For instance, if the period of limitation for a litigant to file an intra-court appeal (30 days as per Article 117 of the Limitation Act) commences on March 12, then the clock of limitation would stop ticking on March 15 and would resume only when the lockdown is lifted. Assuming the lockdown is lifted on April, then the litigant would still have 27 days to file his appeal, thereby avoiding any prejudice to his rights.
This, in our view, is the correct way to interpret the order dated March 23, as any other interpretation would not only lead to chaos, but would also be prejudicial to the litigants' rights and would defeat the purpose of the order.
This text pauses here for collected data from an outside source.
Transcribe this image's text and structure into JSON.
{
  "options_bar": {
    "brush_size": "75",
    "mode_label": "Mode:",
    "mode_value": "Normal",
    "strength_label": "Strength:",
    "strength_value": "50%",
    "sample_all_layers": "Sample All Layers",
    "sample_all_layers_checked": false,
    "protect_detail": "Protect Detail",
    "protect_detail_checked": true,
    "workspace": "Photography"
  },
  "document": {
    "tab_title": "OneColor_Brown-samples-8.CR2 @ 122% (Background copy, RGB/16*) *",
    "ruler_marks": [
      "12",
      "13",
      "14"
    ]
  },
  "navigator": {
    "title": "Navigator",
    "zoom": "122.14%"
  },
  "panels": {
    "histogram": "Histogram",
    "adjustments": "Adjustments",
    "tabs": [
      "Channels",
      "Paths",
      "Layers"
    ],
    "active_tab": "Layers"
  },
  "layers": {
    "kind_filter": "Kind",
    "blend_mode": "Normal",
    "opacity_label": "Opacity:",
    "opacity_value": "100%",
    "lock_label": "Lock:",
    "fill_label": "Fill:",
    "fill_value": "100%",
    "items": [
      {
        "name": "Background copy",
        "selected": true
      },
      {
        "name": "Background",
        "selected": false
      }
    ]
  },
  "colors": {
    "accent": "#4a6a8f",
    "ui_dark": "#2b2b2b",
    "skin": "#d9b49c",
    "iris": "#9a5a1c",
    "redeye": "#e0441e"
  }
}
It would also give rise to filing of substantial number of condonation of delay applications before the courts and tribunals.
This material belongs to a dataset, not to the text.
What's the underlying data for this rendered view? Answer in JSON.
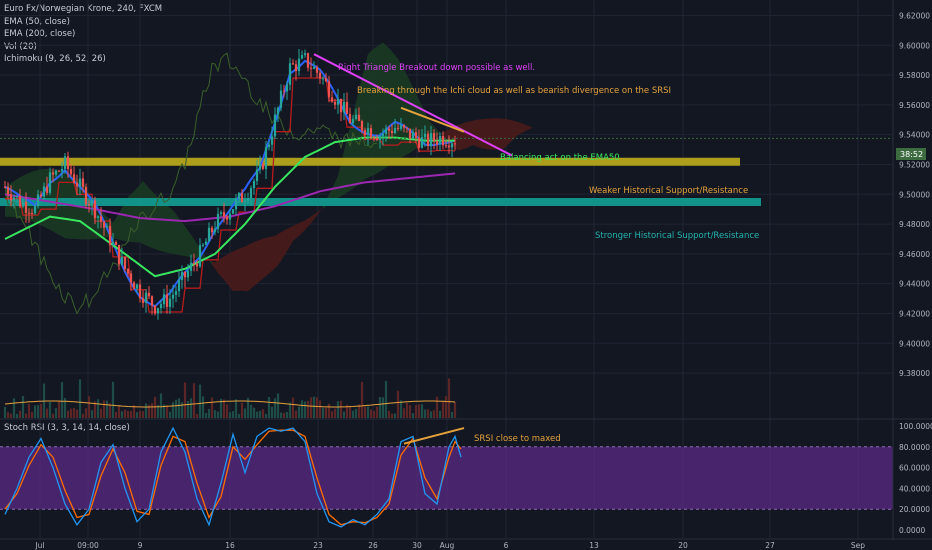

Moreover, it is trite to state that the present lockdown cannot be treated as a routine court vacation, which is why the Supreme Court has made a conscious decision of invoking its inherent powers under Article 142 r/w Article 141 of the Constitution of India and not Section 4 of the Limitation Act, 1963.
It was well aware of the fact that such “extension of limitation” is not stipulated within the scope of Section 4 or any other provision of the Limitation Act, 1963. The Supreme Court in the order dated March 23 has sought to go beyond the benefit of Section 4 of the Limitation Act, and in effect, “suspended” the period of limitation for all filings and accordingly used the word “extended”.
Thus, during the current unprecedented situation, where not only the courts are closed, but most of the facilities necessary for preparation of filing which are generally available during routine court vacations, like access to legal counsels, offices, case material, printing and photocopy facilities etc. have been effectively disabled due to the lockdown, it is only logical that the order dated March 23 be interpreted in accordance with the second interpretation.
The aforesaid is also substantiated by the opening observations in the second para of the Supreme Court’s order dated March 23 (reproduced above).
While stating the intent behind passing the order, the Supreme Court has stated,
“To obviate such difficulties and to ensure lawyers/ litigants do not have to come physically to file such proceedings…”.
Thus, the Court is not only conscious of the difficulty in filing of the proceedings (which is a scenario envisaged by Section 4 of the Limitation Act) but has also passed the order keeping in mind the difficulties being faced by the litigants/lawyers in drafting and preparing filings.
Before concluding, it may be pertinent to mention that the Indian Commercial and Arbitration Bar Association (ICABA) has made a representation to the Supreme Court seeking expansion of its order to timelines prescribed for completion of certain proceedings/formalities under statutes like the Arbitration and Conciliation Act, 1996; the Insolvency and Bankruptcy Code, 2016; the Trade Marks Act, 1999 and the Negotiable Instruments Act, 1881.
It is likely that the Supreme Court in the near future would issue further orders which would more clearly spell out the intent and scope of the order dated March 23.
However, as of now, going by the intent, purpose and background in which the order dated March 23 has been passed, the second Interpretation seems the most logical, literal and natural.
Milanka Chaudhury is a Partner, Abhinav Agnihotri is an Associate Partner, and Chaitra Bhat is an Associate at Link Legal India Law Services.